A 2ª Turma do Tribunal Regional Federal da 1ª Região (TRF1) deu provimento à apelação do Instituto Nacional do Seguro Social (INSS) para anular o processo que concedeu pensão por morte à mulher de falecido cujos filhos não haviam sido citados na ação. O Colegiado assim decidiu por entender que é imprescindível a participação de todos os beneficiários no processo para a concessão do benefício.

O relator, desembargador federal César Jatahy, ao analisar o recurso do INSS, ressaltou que existindo outro beneficiário da pensão por morte pleiteada, “é medida que se impõe a sua integração à relação jurídico-processual, na qualidade de litisconsorte passivo necessário, devendo ser providenciada a sua citação”. Na situação apresentada ao Tribunal, constava que o falecido havia deixado dois filhos menores. Apesar desse fato, a ação teria transcorrido sem que fosse oportunizada aos litisconsortes passivos necessários a defesa de seus interesses.
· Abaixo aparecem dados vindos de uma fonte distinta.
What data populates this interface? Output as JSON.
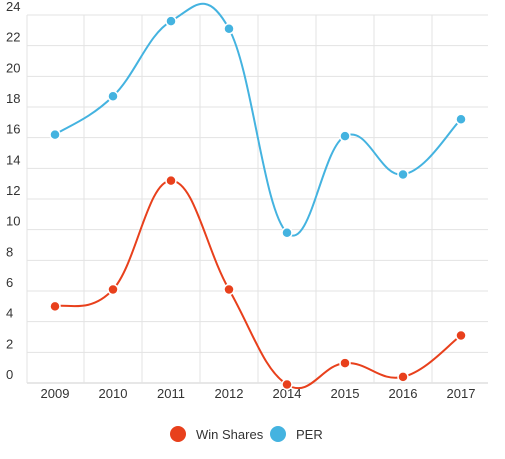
{
  "chart_data": {
    "type": "line",
    "title": "",
    "xlabel": "",
    "ylabel": "",
    "categories": [
      "2009",
      "2010",
      "2011",
      "2012",
      "2014",
      "2015",
      "2016",
      "2017"
    ],
    "ylim": [
      0,
      24
    ],
    "yticks": [
      0,
      2,
      4,
      6,
      8,
      10,
      12,
      14,
      16,
      18,
      20,
      22,
      24
    ],
    "grid": true,
    "smooth": true,
    "legend_position": "bottom",
    "series": [
      {
        "name": "Win Shares",
        "color": "#e8401c",
        "values": [
          5.0,
          6.1,
          13.2,
          6.1,
          -0.1,
          1.3,
          0.4,
          3.1
        ]
      },
      {
        "name": "PER",
        "color": "#44b3e0",
        "values": [
          16.2,
          18.7,
          23.6,
          23.1,
          9.8,
          16.1,
          13.6,
          17.2
        ]
      }
    ]
  }
}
Essa circunstância, segundo o desembargador, caracterizava nulidade processual insanável.

Ao votar pela anulação do processo, o magistrado federal também determinou o retorno dos autos à Vara de origem para que fosse realizada a citação dos dependentes do segurado falecido, nos termos dos artigos 114 e 115 do Código de Processo Civil (CPC/2015).

O voto do relator foi acompanhado por unanimidade pela Turma.